Erdoğan 2023'e dışarıda eli rahatlamış olarak girecek

Arap Baharı döneminden itibaren limonileşen, Mısır'da Mursi'nin devrilmesiyle gerilen, 15 Temmuz 2016'daki başarısız darbe girişimi sonrasında ise apaçık hasmaneleşen Türkiye-BAE ilişkilerinde yeniden barış dönemine girildi. Kasım ayında Abu Dabi Veliaht Prensi Şeyh Muhammed bin Zayid Al Nahyan, Cumhurbaşkanı Recep Tayyip Erdoğan'ı ziyarete gelmişti.
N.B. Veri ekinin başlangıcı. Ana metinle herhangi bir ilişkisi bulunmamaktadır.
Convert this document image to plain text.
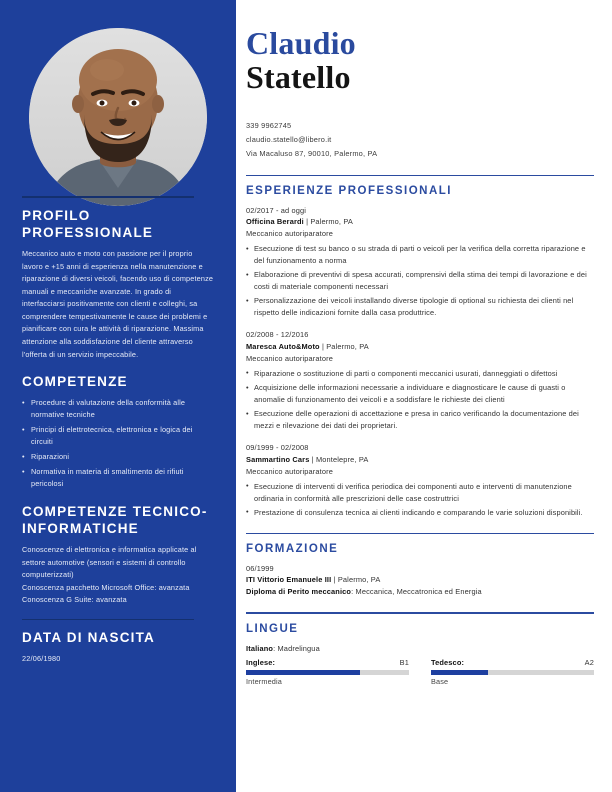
PROFILO PROFESSIONALE

Meccanico auto e moto con passione per il proprio lavoro e +15 anni di esperienza nella manutenzione e riparazione di diversi veicoli, facendo uso di competenze manuali e meccaniche avanzate. In grado di interfacciarsi positivamente con clienti e colleghi, sa comprendere tempestivamente le cause dei problemi e pianificare con cura le attività di riparazione. Massima attenzione alla soddisfazione del cliente attraverso l'offerta di un servizio impeccabile.

COMPETENZE
• Procedure di valutazione della conformità alle normative tecniche
• Principi di elettrotecnica, elettronica e logica dei circuiti
• Riparazioni
• Normativa in materia di smaltimento dei rifiuti pericolosi
COMPETENZE TECNICO-INFORMATICHE

Conoscenze di elettronica e informatica applicate al settore automotive (sensori e sistemi di controllo computerizzati)

Conoscenza pacchetto Microsoft Office: avanzata

Conoscenza G Suite: avanzata

DATA DI NASCITA
22/06/1980
Claudio
Statello
339 9962745
claudio.statello@libero.it
Via Macaluso 87, 90010, Palermo, PA
ESPERIENZE PROFESSIONALI
02/2017 - ad oggi
Officina Berardi | Palermo, PA
Meccanico autoriparatore
• Esecuzione di test su banco o su strada di parti o veicoli per la verifica della corretta riparazione e del funzionamento a norma
• Elaborazione di preventivi di spesa accurati, comprensivi della stima dei tempi di lavorazione e dei costi di materiale componenti necessari
• Personalizzazione dei veicoli installando diverse tipologie di optional su richiesta dei clienti nel rispetto delle indicazioni fornite dalla casa produttrice.
02/2008 - 12/2016
Maresca Auto&Moto | Palermo, PA
Meccanico autoriparatore
• Riparazione o sostituzione di parti o componenti meccanici usurati, danneggiati o difettosi
• Acquisizione delle informazioni necessarie a individuare e diagnosticare le cause di guasti o anomalie di funzionamento dei veicoli e a soddisfare le richieste dei clienti
• Esecuzione delle operazioni di accettazione e presa in carico verificando la documentazione dei mezzi e rilevazione dei dati dei proprietari.
09/1999 - 02/2008
Sammartino Cars | Montelepre, PA
Meccanico autoriparatore
• Esecuzione di interventi di verifica periodica dei componenti auto e interventi di manutenzione ordinaria in conformità alle prescrizioni delle case costruttrici
• Prestazione di consulenza tecnica ai clienti indicando e comparando le varie soluzioni disponibili.
FORMAZIONE
06/1999
ITI Vittorio Emanuele III | Palermo, PA
Diploma di Perito meccanico: Meccanica, Meccatronica ed Energia
LINGUE
Italiano: Madrelingua
Inglese:	B1
Intermedia
Tedesco:	A2
Base
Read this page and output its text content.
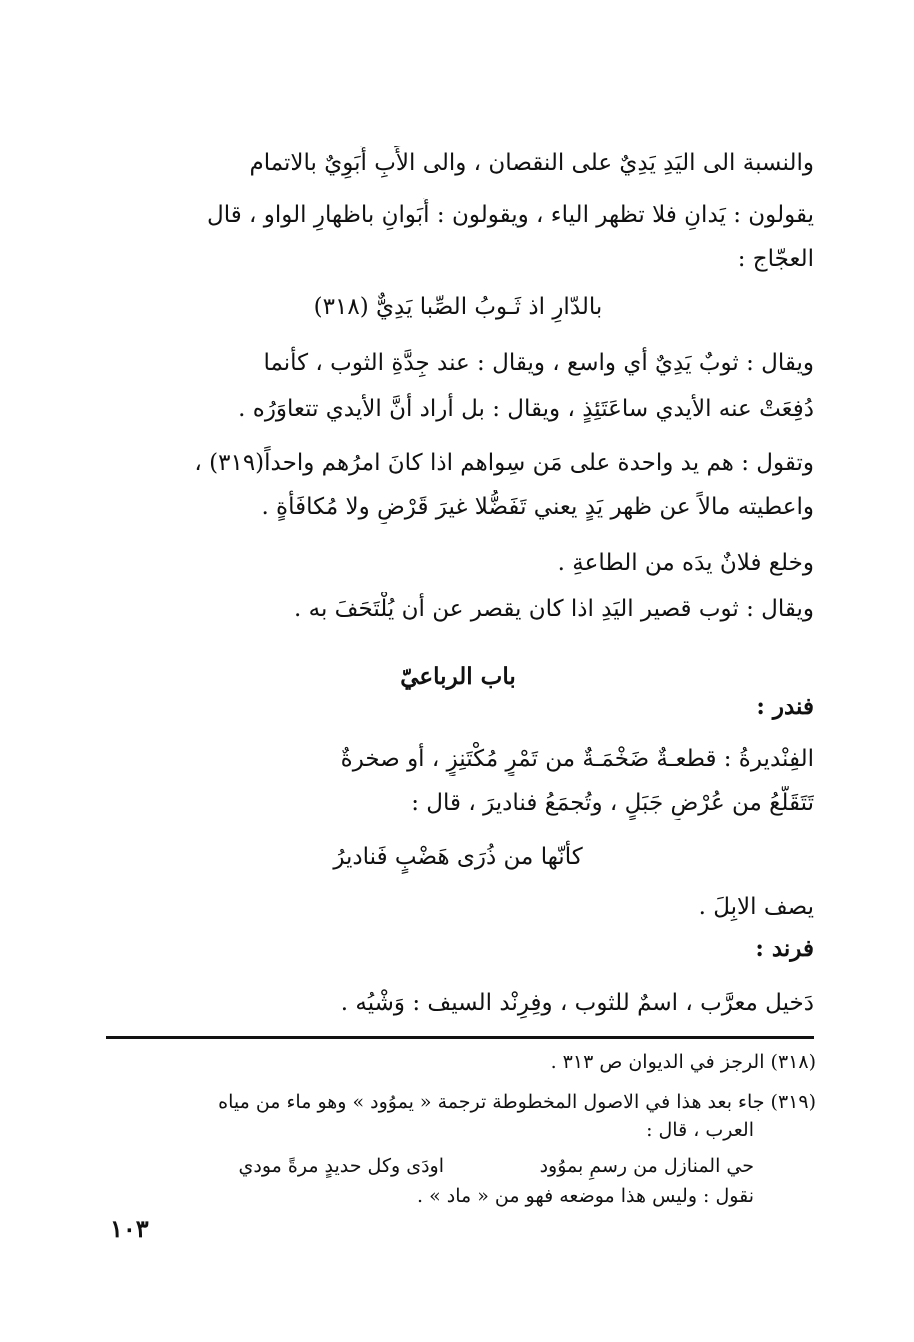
والنسبة الى اليَدِ يَدِيٌ على النقصان ، والى الأَبِ أَبَوِيٌ بالاتمام
يقولون : يَدانِ فلا تظهر الياء ، ويقولون : أَبَوانِ باظهارِ الواو ، قال
العجّاج :
بالدّارِ اذ ثَـوبُ الصِّبا يَدِيٌّ (٣١٨)
ويقال : ثوبٌ يَدِيٌ أي واسع ، ويقال : عند جِدَّةِ الثوب ، كأنما
دُفِعَتْ عنه الأيدي ساعَتَئِذٍ ، ويقال : بل أراد أنَّ الأيدي تتعاوَرُه .
وتقول : هم يد واحدة على مَن سِواهم اذا كانَ امرُهم واحداً(٣١٩) ،
واعطيته مالاً عن ظهر يَدٍ يعني تَفَضُّلا غيرَ قَرْضٍ ولا مُكافَأَةٍ .
وخلع فلانٌ يدَه من الطاعةِ .
ويقال : ثوب قصير اليَدِ اذا كان يقصر عن أن يُلْتَحَفَ به .
باب الرباعيّ
فندر :
الفِنْديرةُ : قطعـةٌ ضَخْمَـةٌ من تَمْرٍ مُكْتَنِزٍ ، أو صخرةٌ
تَتَقَلَّعُ من عُرْضِ جَبَلٍ ، وتُجمَعُ فناديرَ ، قال :
كأنّها من ذُرَى هَضْبٍ فَناديرُ
يصف الابِلَ .
فرند :
دَخيل معرَّب ، اسمٌ للثوب ، وفِرِنْد السيف : وَشْيُه .
(٣١٨) الرجز في الديوان ص ٣١٣ .
(٣١٩) جاء بعد هذا في الاصول المخطوطة ترجمة « يموُود » وهو ماء من مياه
العرب ، قال :
حي المنازل من رسمٍ بموُود
اودَى وكل حديدٍ مرةً مودي
نقول : وليس هذا موضعه فهو من « ماد » .
١٠٣
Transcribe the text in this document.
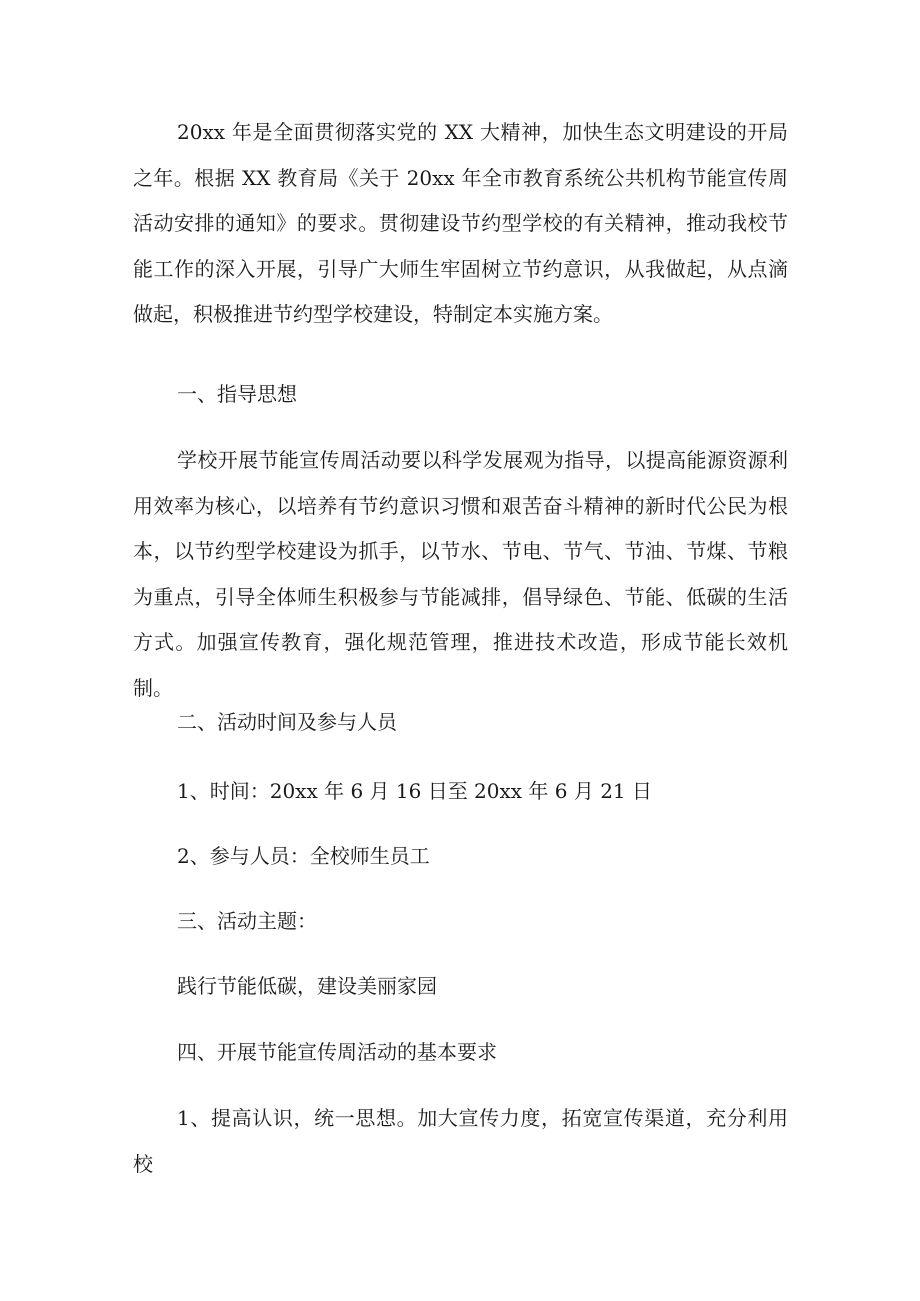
20xx 年是全面贯彻落实党的 XX 大精神，加快生态文明建设的开局之年。根据 XX 教育局《关于 20xx 年全市教育系统公共机构节能宣传周活动安排的通知》的要求。贯彻建设节约型学校的有关精神，推动我校节能工作的深入开展，引导广大师生牢固树立节约意识，从我做起，从点滴做起，积极推进节约型学校建设，特制定本实施方案。

一、指导思想

学校开展节能宣传周活动要以科学发展观为指导，以提高能源资源利用效率为核心，以培养有节约意识习惯和艰苦奋斗精神的新时代公民为根本，以节约型学校建设为抓手，以节水、节电、节气、节油、节煤、节粮为重点，引导全体师生积极参与节能减排，倡导绿色、节能、低碳的生活方式。加强宣传教育，强化规范管理，推进技术改造，形成节能长效机制。

二、活动时间及参与人员

1、时间：20xx 年 6 月 16 日至 20xx 年 6 月 21 日

2、参与人员：全校师生员工

三、活动主题：

践行节能低碳，建设美丽家园

四、开展节能宣传周活动的基本要求

1、提高认识，统一思想。加大宣传力度，拓宽宣传渠道，充分利用校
Erdoğan'ın perşembe ve cuma gününü kapsayan iadeiziyareti ise beklentilerin de ötesinde bir sıcaklıkta geçti. Öyle ki Türk heyeti BAE tarafından neredeyse abartılı bir ilgiyle karşılandı. Erdoğan'ın makam aracı Kasr El Vatan Sarayı'na girerken, gösteri uçakları ve top atışlarıyla bir karşılama töreni düzenlendi. Heyete katılan üst düzey bir yetkiliye dün oradaki havayı sordum. "İşin açıkçası bu kadar iyi geçmesine biz de biraz şaşırdık" dedi. Peki ne oldu da düşmanlaşma derecesine gelen ilişkiler kısa sürede yeniden normalleşti Konuştuğum yetkili bu soruya esprili bir yanıt verdi: "Wittgenstein'ın dediği gibi; bazı sorunlar çözülmez, sadece ortadan kaybolur." Aslında her iki ülkenin de yeni bir sayfa açmak için kendine göre nedenleri vardı. Türkiye açısından bu hem başta Doğu Akdeniz olmak üzere dışarıdan çevrelenmekten ve giderek yalnızlaşmaktan kurtulma arzusu hem de yabancı yatırımcı ihtiyacına dayanıyor diyebiliriz. BAE'nin attığı adımın arkasındaki en büyük sebep ise galiba Trump sonrası dönemde daha realist bir dış politika geliştirme arzularından kaynaklanıyor. Trump'ın ölçüsüz desteği hem BAE hem de Suudi Arabistan'da ciddi bir özgüven yaratmış, "Arap ve İslam dünyasının süper gücü bizleriz" havasına kapılmalarına neden olmuştu. Bu özgüven Katar'a karşı uygulamaya çalıştıkları ambargoda sonuç vermediği gibi, Yemen ve Libya'da da epeyce bedel ödediler. Türkiye'de Erdoğan'ı devirme girişimleri de sonuçsuz kaldı. Günün sonunda onlar da pragmatik bir dış politikaya yöneldiler. Türkiye açısından mesele BAE'den ibaret değil. 2022'de AK Parti'nin dış politika tarihinde yeni bir döneme girildiğini söylesek abartmış olmayız. Son yıllarda muhalefetin de sıkça vurguladığı 'dışarıda yalnızlaşma' problemi karşısında yeni bir restorasyon dönemi başlatıyor iktidar. İsrail, Mısır, Birleşik Arap Emirlikleri ve Suudi Arabistan ile eşgüdümlü olarak barışıyoruz.